Push Oracles vs Pull Oracles: Downtime Behavior

A technical comparison of how Push and Pull oracle models behave during downtime, analyzing failure modes, recovery mechanisms, and the trade-offs for protocol architects and CTOs.
Chainscore © 2026
introduction
THE ANALYSIS

Introduction: Why Downtime Behavior Defines Oracle Risk

The fundamental architectural choice between push and pull oracles dictates how your protocol behaves when data providers fail.

Push oracles like Chainlink Data Feeds excel at providing high-availability, low-latency data by proactively pushing updates to on-chain contracts. This model ensures data is available for immediate consumption, which is critical for high-frequency DeFi protocols. For example, a lending protocol like Aave relies on this continuous uptime to make instant liquidation decisions, with Chainlink maintaining >99.9% uptime for key price feeds. The trade-off is higher operational cost and potential for unnecessary on-chain writes if the data hasn't changed.
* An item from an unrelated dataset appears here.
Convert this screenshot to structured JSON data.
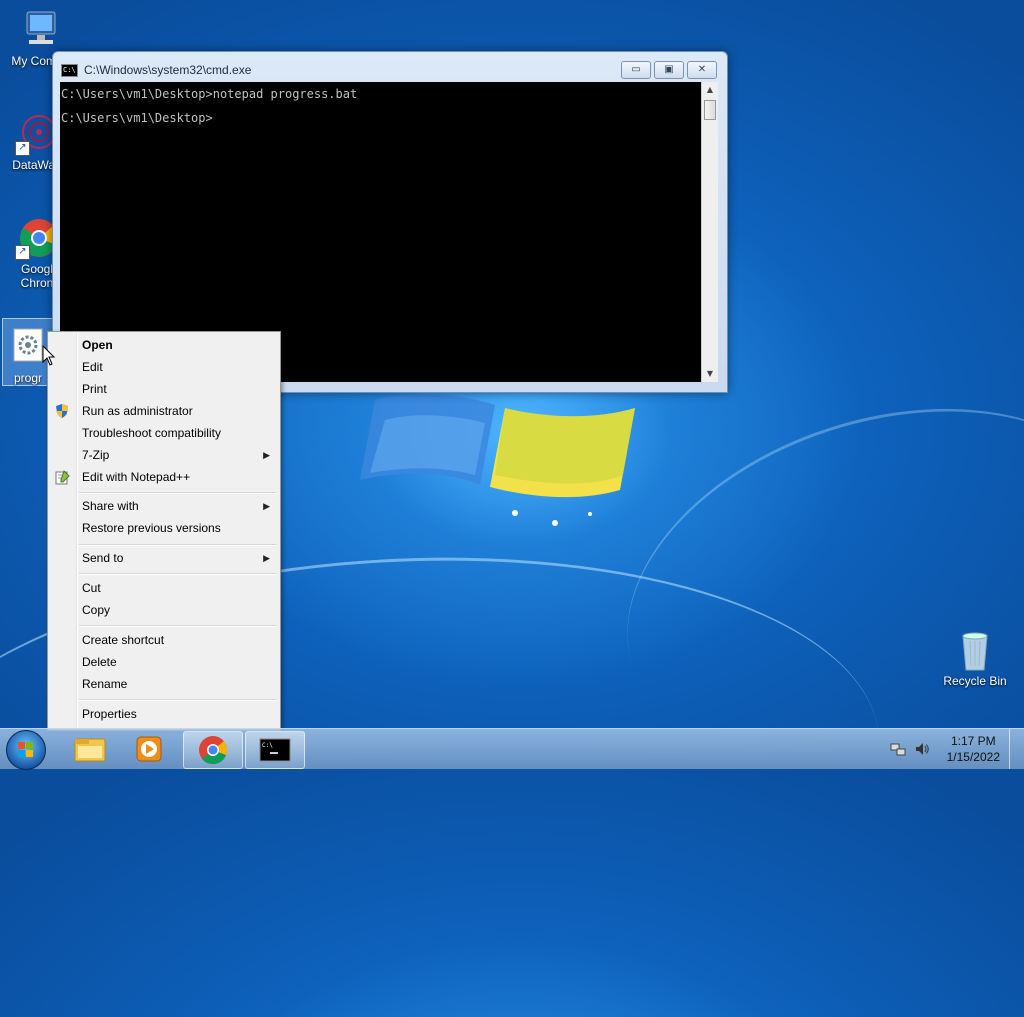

Pull oracles such as Tellor or a custom implementation take a different approach by having applications request data on-demand. This results in superior cost efficiency for low-frequency use cases, as you only pay for data when you need it. However, it introduces a critical trade-off: the requesting contract assumes the latency and gas cost burden, and the protocol must have robust fallback logic if the oracle is unresponsive. A protocol like Uniswap v3, which uses its own time-weighted average price (TWAP) as a pull-based reference, must account for potential gaps in its own liquidity.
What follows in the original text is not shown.